A few things to start off with:
You don't care about efficiency, unless the antenna efficiency is truly abysmal, or your receiver is of very poor quality. Efficiency on the receive side is a measure of how effectively the antenna can couple with the ambient RF field and get that energy to the receiver. Even a receiver of very poor quality will have an extremely large dynamic range, 10s of decibels, and a circuit called an Automatic Gain Control, or AGC. The AGC's job is to increase the amplification in the receiver to make incoming signals strong enough to be effectively received. The AGC typically works by taking the strongest signal on a given frequency, and dialing up the gain until that signal has a specified amplitude at the receiver output. So long as the antenna is efficient enough to couple with the desired frequency sufficiently to bring in a signal that is above the receiver's internal noise floor, the receiver should be able to compensate. This is how a Beverage Receiving Antenna works. While they are highly directional,
they are abysmally efficient, <1%, and peak gain can be as low as -20dBi because of this poor efficiency. The receiver compensates, however.
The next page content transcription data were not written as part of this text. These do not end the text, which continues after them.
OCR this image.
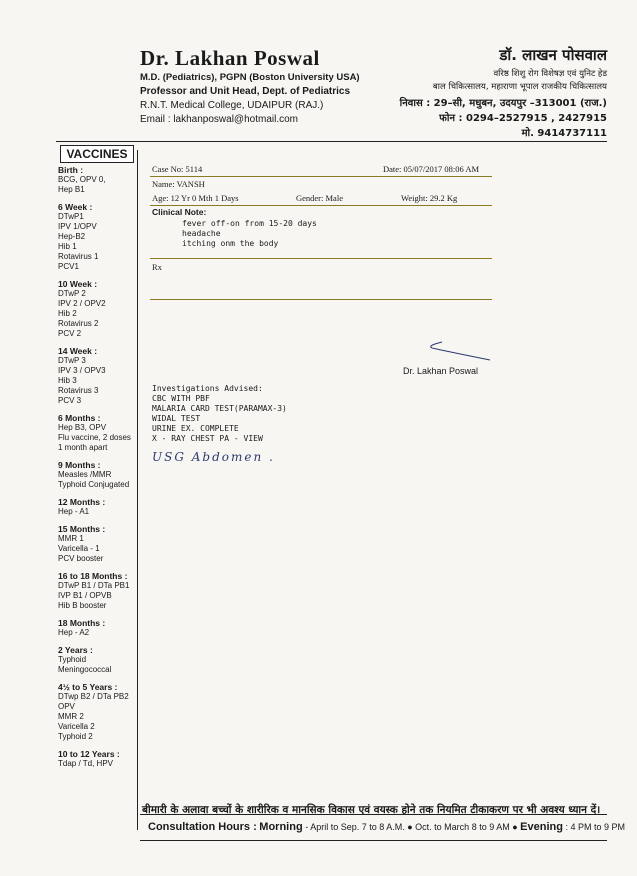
Dr. Lakhan Poswal
M.D. (Pediatrics), PGPN (Boston University USA)
Professor and Unit Head, Dept. of Pediatrics
R.N.T. Medical College, UDAIPUR (RAJ.)
Email : lakhanposwal@hotmail.com
डॉ. लाखन पोसवाल
वरिष्ठ शिशु रोग विशेषज्ञ एवं युनिट हेड
बाल चिकित्सालय, महाराणा भूपाल राजकीय चिकित्सालय
निवास : 29–सी, मधुबन, उदयपुर –313001 (राज.)
फोन : 0294–2527915 , 2427915
मो. 9414737111
VACCINES
Birth :
BCG, OPV 0,
Hep B1
6 Week :
DTwP1
IPV 1/OPV
Hep-B2
Hib 1
Rotavirus 1
PCV1
10 Week :
DTwP 2
IPV 2 / OPV2
Hib 2
Rotavirus 2
PCV 2
14 Week :
DTwP 3
IPV 3 / OPV3
Hib 3
Rotavirus 3
PCV 3
6 Months :
Hep B3, OPV
Flu vaccine, 2 doses
1 month apart
9 Months :
Measles /MMR
Typhoid Conjugated
12 Months :
Hep - A1
15 Months :
MMR 1
Varicella - 1
PCV booster
16 to 18 Months :
DTwP B1 / DTa PB1
IVP B1 / OPVB
Hib B booster
18 Months :
Hep - A2
2 Years :
Typhoid
Meningococcal
4½ to 5 Years :
DTwp B2 / DTa PB2
OPV
MMR 2
Varicella 2
Typhoid 2
10 to 12 Years :
Tdap / Td, HPV
Case No: 5114	Date: 05/07/2017 08:06 AM
Name: VANSH
Age: 12 Yr 0 Mth 1 Days	Gender: Male	Weight: 29.2 Kg
Clinical Note:
fever off-on from 15-20 days
headache
itching onm the body
Rx
Dr. Lakhan Poswal
Investigations Advised:
CBC WITH PBF
MALARIA CARD TEST(PARAMAX-3)
WIDAL TEST
URINE EX. COMPLETE
X - RAY CHEST PA - VIEW
USG Abdomen .
बीमारी के अलावा बच्चों के शारीरिक व मानसिक विकास एवं वयस्क होने तक नियमित टीकाकरण पर भी अवश्य ध्यान दें।
Consultation Hours : Morning - April to Sep. 7 to 8 A.M. ● Oct. to March 8 to 9 AM ● Evening : 4 PM to 9 PM
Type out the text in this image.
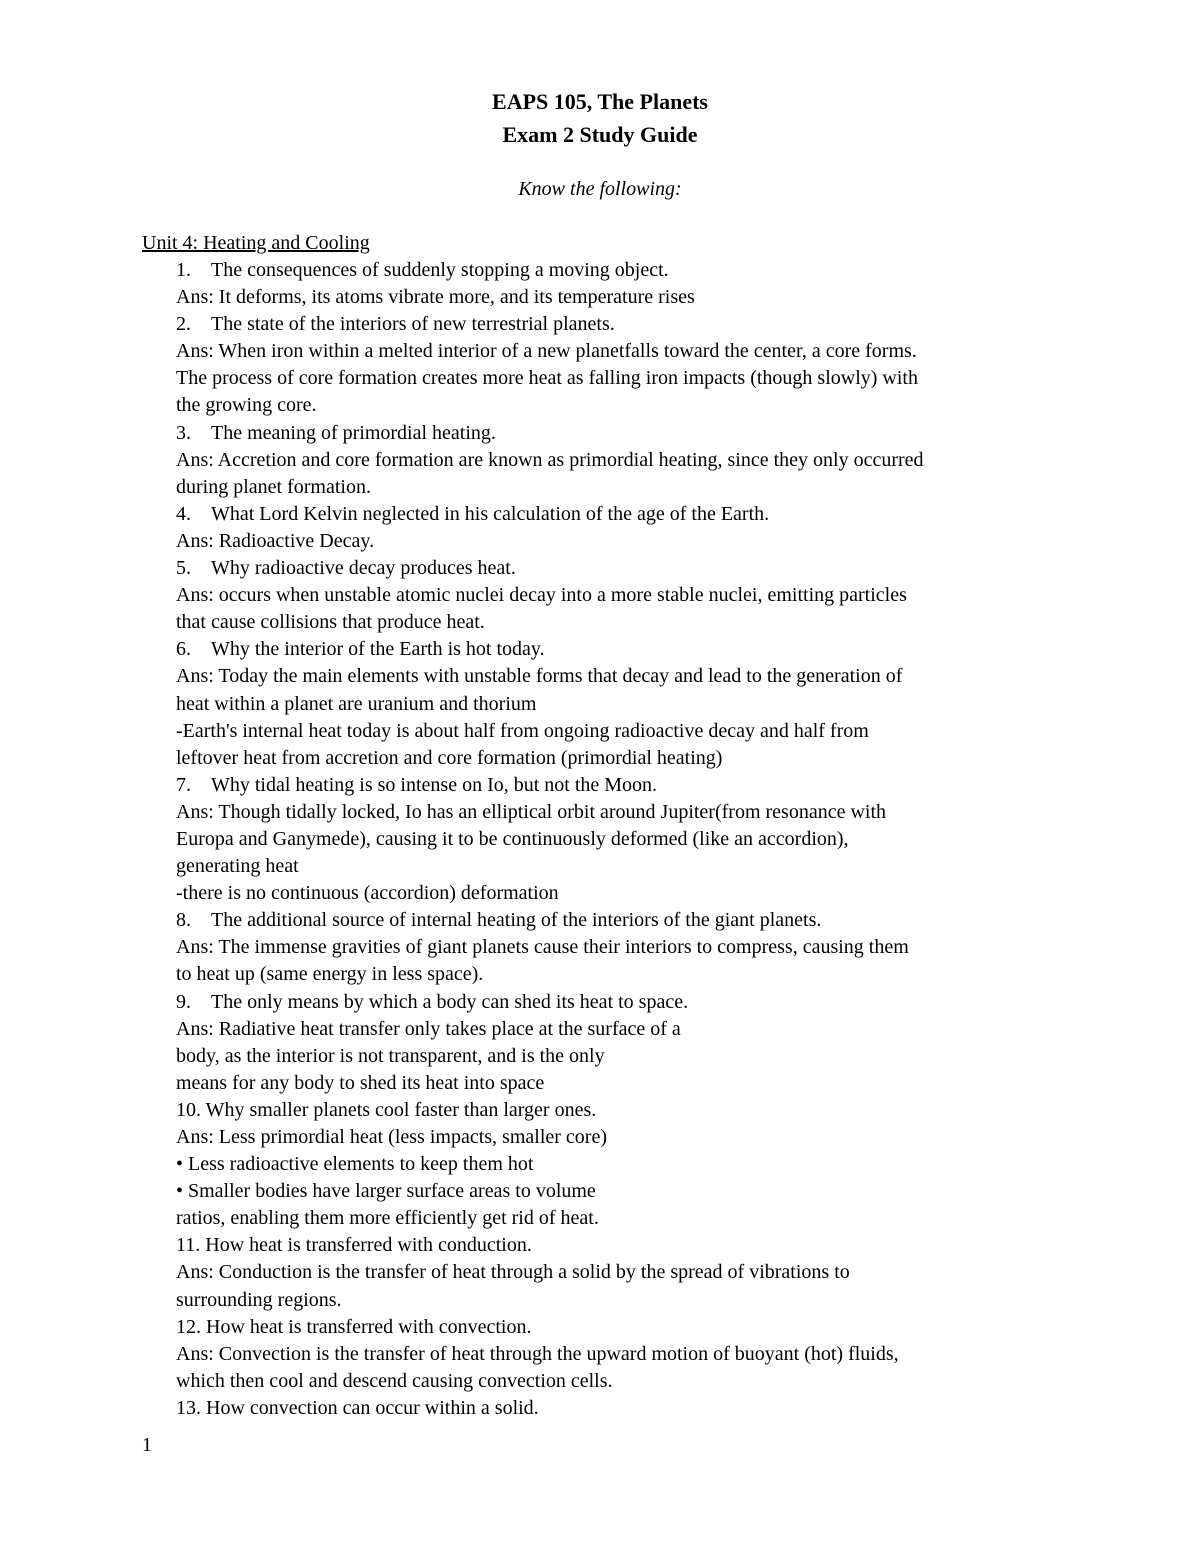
EAPS 105, The Planets
Exam 2 Study Guide
Know the following:
Unit 4: Heating and Cooling
1. The consequences of suddenly stopping a moving object.
Ans: It deforms, its atoms vibrate more, and its temperature rises
2. The state of the interiors of new terrestrial planets.
Ans: When iron within a melted interior of a new planetfalls toward the center, a core forms.
The process of core formation creates more heat as falling iron impacts (though slowly) with
the growing core.
3. The meaning of primordial heating.
Ans: Accretion and core formation are known as primordial heating, since they only occurred
during planet formation.
4. What Lord Kelvin neglected in his calculation of the age of the Earth.
Ans: Radioactive Decay.
5. Why radioactive decay produces heat.
Ans: occurs when unstable atomic nuclei decay into a more stable nuclei, emitting particles
that cause collisions that produce heat.
6. Why the interior of the Earth is hot today.
Ans: Today the main elements with unstable forms that decay and lead to the generation of
heat within a planet are uranium and thorium
-Earth's internal heat today is about half from ongoing radioactive decay and half from
leftover heat from accretion and core formation (primordial heating)
7. Why tidal heating is so intense on Io, but not the Moon.
Ans: Though tidally locked, Io has an elliptical orbit around Jupiter(from resonance with
Europa and Ganymede), causing it to be continuously deformed (like an accordion),
generating heat
-there is no continuous (accordion) deformation
8. The additional source of internal heating of the interiors of the giant planets.
Ans: The immense gravities of giant planets cause their interiors to compress, causing them
to heat up (same energy in less space).
9. The only means by which a body can shed its heat to space.
Ans: Radiative heat transfer only takes place at the surface of a
body, as the interior is not transparent, and is the only
means for any body to shed its heat into space
10. Why smaller planets cool faster than larger ones.
Ans: Less primordial heat (less impacts, smaller core)
• Less radioactive elements to keep them hot
• Smaller bodies have larger surface areas to volume
ratios, enabling them more efficiently get rid of heat.
11. How heat is transferred with conduction.
Ans: Conduction is the transfer of heat through a solid by the spread of vibrations to
surrounding regions.
12. How heat is transferred with convection.
Ans: Convection is the transfer of heat through the upward motion of buoyant (hot) fluids,
which then cool and descend causing convection cells.
13. How convection can occur within a solid.
1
You don't care about SWR, so long as it isn't incredibly high, like >20:1, for the same reason.
So, what you care about is directionality, which means how well it 'hears' in a given direction compared to how it hears in other or all directions. You don't care about directivity, meaning how well it hears in a given direction compared to an isotropic radiator.
With that out of the way, it might be easier to see where you can cut corners here. The physical aperture of the antenna, meaning it's size compared to the size of the wavelength it is receiving, is a big player in antenna efficiency, especially when you're trying to get seriously tiny. Since you don't care about efficiency nearly so much, you can sacrifice aperture and accept the reduction in overall gain and efficiency, in exchange for a small package and good directionality.
Depending on your design limitations, you might consider inductive loading of the yagi elements. Just like a dipole or monopole, a yagi can be shortened by adding capacitance or inductance to it's elements to make them electrically longer. You can google for "hamstick yagi" and see an example of this for HF using inductively loaded monopole antennas to create loaded dipole arrays.
In this case, the one thing you won't be able to reduce very much will be the optimal spacing between the elements. In a typical yagi, maximum front to back and front to side ratio is achieved with the antenna elements spaced out a certain amount, and best SWR is achieved at a different spacing. This is why many yagis use gamma matches or the like to achieve a good match at maximum gain. Since you don't care about the SWR, you should stick with the spacing that would give maximum front to back ratio.
You might also consider deviating from the typical yagi shape and use a design that still functions as a yagi, but has a smaller overall footprint. The SteppIR "trombone yagi", as seen here is an example of this. That design yields a roughly 50% reduction in element length, but with no reduction in boom length. Front to back and side rejection are slightly degraded, but not severely, generally <25% with careful design.
Another option would be to consider other directional antenna designs, which would yield a more compact overall package, but resulting in a more 3 dimensional shape.
Examples of this would include the Cubical Quad Array, Delta Loop Arrays, or a circular loop array. Like the yagi, however, they will not provide a dramatic reduction in boom length.
Finally there are antennas that work opposite the typical directional array. Rather than having high gain in one direction and low gain in all others, you can use an antenna with 'average' gain all the way around, but with a steep attenuating null in a single direction. Then, rather than trying to find what direction the signal is strongest in, you attempt to put the signal in the null of the antenna so it as weak as possible. These designs can be quite handy for DF work on strong local radiators that would otherwise overwhelm the receiver's AGC circuit. Small "magnetic" loop antennas exhibit this behavior (though they have 2 nulls), as can Moxon antennas when oriented vertically and relatively close to the ground (below 1 wavelength).
A magnetic loop in particular may work well for you, as they can be absolutely tiny, just 1/10th of a wavelength in circumference, on the desired frequency, however they can be quite tricky to design, particularly when they are electrically very small, and when they are operating above 50MHz.
"Small receiving array" and "Small directional receiving antenna" would be good terms to google for, as they should give you additional designs I didn't include above.